Скрэби погружается в раздумья. Минуло два года, как Капканн со свитой отплыл в Африку, и нет нужды добавлять, что с тех пор ни слуху ни духу. Может, и к лучшему, думает таксидермист. Ведь это ему, Скрэби, пришлось бы набивать тварей после возвращения Капканна. А у него и без того дел хоть отбавляй. (Опиумная Императрица ему не помощник. Беременность ввергла ее в девятимесячный транс, прерываемый лишь ночными выходами к Нужнику.) А между тем, Гораций Капканн, похоже, прихватил королевские деньги и сбежал.

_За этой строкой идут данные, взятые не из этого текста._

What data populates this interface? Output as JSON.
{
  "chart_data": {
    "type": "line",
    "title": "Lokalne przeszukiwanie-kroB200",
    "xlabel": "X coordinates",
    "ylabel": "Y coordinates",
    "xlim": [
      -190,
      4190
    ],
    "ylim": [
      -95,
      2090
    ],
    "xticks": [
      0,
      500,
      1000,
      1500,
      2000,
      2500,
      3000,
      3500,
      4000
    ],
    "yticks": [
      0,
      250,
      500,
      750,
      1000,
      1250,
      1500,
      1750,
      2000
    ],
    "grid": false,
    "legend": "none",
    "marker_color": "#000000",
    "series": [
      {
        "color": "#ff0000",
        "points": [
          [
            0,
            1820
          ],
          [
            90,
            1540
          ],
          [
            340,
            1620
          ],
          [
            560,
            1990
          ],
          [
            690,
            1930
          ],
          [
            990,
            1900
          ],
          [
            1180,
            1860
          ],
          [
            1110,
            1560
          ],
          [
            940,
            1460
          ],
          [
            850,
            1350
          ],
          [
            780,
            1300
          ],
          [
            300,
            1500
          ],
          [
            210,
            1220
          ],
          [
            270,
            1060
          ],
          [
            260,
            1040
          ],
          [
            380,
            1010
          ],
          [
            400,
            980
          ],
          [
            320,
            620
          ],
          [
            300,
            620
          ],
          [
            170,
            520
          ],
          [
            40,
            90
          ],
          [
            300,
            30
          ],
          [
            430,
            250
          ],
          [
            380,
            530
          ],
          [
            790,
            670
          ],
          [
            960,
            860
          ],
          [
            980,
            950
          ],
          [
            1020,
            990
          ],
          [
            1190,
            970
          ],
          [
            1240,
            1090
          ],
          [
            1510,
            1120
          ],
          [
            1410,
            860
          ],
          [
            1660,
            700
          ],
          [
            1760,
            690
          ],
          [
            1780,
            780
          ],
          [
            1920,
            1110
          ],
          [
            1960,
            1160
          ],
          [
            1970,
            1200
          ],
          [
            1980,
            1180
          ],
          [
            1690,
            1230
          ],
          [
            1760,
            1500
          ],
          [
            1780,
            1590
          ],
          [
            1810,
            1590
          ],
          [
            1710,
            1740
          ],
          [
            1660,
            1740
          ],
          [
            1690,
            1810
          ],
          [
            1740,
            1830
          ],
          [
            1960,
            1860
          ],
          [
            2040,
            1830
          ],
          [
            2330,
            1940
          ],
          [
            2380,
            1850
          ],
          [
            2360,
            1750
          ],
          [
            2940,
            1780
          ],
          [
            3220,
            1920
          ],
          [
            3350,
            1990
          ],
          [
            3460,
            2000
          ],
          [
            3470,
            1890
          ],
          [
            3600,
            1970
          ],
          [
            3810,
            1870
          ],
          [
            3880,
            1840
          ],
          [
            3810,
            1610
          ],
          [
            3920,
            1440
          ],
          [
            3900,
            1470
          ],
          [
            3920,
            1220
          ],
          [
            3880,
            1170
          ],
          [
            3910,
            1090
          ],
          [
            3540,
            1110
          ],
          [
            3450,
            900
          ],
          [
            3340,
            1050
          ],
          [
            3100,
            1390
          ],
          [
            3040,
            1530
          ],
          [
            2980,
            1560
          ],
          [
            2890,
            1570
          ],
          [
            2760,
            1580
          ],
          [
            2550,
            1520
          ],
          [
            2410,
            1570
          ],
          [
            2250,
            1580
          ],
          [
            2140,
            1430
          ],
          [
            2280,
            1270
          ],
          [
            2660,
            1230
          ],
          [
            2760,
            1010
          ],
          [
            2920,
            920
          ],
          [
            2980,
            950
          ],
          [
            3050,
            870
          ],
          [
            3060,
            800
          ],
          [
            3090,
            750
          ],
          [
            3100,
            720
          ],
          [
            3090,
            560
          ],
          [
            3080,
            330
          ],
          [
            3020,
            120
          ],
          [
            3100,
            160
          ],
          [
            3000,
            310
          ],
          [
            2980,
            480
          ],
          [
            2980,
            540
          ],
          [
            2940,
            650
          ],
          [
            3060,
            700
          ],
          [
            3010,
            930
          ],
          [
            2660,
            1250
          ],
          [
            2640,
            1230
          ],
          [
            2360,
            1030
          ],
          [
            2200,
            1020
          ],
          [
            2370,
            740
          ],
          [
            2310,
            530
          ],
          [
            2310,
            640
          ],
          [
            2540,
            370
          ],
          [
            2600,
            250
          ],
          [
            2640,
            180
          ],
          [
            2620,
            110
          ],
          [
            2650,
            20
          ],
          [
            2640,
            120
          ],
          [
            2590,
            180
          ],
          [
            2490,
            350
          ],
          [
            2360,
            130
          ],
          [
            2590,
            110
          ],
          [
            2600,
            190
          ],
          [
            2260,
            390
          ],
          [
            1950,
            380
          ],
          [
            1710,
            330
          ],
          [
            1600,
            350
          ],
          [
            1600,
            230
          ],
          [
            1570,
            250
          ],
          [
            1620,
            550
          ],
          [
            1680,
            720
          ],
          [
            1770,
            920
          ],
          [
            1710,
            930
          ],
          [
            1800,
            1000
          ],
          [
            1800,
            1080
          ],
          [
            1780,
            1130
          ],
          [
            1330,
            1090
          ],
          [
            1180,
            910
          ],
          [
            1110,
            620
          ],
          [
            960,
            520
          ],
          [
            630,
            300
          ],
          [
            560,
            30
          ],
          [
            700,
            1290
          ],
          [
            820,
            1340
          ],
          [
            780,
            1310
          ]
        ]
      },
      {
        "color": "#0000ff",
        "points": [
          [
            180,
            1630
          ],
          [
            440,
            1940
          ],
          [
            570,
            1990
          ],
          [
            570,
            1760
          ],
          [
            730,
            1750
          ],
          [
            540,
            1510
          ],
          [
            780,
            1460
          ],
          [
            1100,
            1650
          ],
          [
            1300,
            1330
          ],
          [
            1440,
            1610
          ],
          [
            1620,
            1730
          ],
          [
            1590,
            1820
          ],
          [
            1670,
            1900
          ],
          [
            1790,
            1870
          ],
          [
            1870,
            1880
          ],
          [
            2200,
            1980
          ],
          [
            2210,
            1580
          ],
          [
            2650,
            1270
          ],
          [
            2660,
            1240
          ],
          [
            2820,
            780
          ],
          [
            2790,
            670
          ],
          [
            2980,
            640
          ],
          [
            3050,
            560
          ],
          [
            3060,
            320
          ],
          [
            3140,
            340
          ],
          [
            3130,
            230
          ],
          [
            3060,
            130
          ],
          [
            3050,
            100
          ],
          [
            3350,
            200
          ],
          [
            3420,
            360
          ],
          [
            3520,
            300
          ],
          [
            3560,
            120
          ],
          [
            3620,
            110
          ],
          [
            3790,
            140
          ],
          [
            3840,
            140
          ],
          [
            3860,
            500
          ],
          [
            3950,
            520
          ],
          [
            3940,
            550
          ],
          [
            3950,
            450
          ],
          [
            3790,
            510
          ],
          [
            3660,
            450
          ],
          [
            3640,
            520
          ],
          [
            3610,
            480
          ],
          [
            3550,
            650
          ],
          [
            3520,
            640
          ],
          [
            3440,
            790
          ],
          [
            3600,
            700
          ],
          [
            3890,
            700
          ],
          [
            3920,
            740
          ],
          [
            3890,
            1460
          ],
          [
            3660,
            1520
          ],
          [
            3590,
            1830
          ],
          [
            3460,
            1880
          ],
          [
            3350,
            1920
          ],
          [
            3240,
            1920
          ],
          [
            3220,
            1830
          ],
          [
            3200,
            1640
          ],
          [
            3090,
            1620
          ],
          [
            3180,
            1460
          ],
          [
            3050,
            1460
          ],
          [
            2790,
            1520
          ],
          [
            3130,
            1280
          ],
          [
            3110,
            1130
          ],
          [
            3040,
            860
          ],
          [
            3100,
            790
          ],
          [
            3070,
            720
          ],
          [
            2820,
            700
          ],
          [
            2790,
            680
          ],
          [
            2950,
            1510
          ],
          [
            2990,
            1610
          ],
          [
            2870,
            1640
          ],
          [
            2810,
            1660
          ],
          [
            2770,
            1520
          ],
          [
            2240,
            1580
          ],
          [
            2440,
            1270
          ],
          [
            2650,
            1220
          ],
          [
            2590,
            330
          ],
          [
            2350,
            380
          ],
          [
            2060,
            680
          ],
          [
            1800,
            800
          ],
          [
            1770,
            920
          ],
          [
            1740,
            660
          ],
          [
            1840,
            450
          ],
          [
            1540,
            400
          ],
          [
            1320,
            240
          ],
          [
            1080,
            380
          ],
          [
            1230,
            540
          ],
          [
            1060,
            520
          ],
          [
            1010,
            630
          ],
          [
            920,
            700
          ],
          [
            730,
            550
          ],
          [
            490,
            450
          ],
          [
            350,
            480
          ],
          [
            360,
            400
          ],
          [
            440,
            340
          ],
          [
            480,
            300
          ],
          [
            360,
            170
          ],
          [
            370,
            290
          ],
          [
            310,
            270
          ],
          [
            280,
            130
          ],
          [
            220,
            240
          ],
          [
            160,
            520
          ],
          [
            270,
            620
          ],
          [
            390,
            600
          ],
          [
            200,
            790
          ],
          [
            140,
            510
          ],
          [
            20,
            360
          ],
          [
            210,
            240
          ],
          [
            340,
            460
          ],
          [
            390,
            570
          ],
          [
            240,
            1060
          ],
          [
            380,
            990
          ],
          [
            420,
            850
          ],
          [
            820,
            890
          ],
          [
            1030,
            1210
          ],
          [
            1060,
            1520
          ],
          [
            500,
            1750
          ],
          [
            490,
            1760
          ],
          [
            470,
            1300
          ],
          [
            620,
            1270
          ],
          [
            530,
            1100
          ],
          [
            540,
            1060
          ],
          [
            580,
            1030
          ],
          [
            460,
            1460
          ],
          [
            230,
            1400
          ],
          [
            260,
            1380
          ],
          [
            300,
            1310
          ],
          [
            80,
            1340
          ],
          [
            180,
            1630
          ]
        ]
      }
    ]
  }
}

– И это неудивительно, – констатирует Скрэби.

– Вегно, нисколько, – соглашается Кабийо. – Пгичем, полагаю, ни для кого.

– Черт побери Королеву! – подводит итог Скрэби.

– И этого Капканна тоше! – с жаром добавляет Кабийо. – К Дьяволу эго, этого умалишенного, коего я ненавишу всей душой и сегдсем! И Коголеву туда же, эту оггомную, оггомную, оггомную, оггомную, оггомную…

– Бегемотицу, – заканчивает Скрэби.

Мона одобрительно фыркает хоботом и принимается за кипу сена.

И тут Кабийо, приободренный собственной прытью в вещах, о которых ничего не знает, идет ва-банк:

– Vous acceptez, donc, ma proposition, Monsieur?[23]

Скрэби еще раз достает увеличительное стекло и глядит мужчине в глаза. Да: похоже, они говорят на том же языке.

– Я дам вам три дня на моей кухне. – И разворачивается уйти.

– Благодагю, сэг, – шепчет Кабийо, с трудом сдерживая радость. Его сердце того и гляди выпрыгнет из груди! – Вы не regrettez![24]

Скрэби складывает стремянку и направляется к воротам.

– Три дня.

Кабийо и Мона наблюдают, как он, раскачиваясь, идет по усыпанной гравием дорожке мимо вольера с обезьянами – долговязая сухопарая фигура.

И вдруг видят, как он поворачивается. Кабийо бледнеет. Неужели таксидермист передумал?

Доктор складывает руки лодочкой у рта и что-то кричит.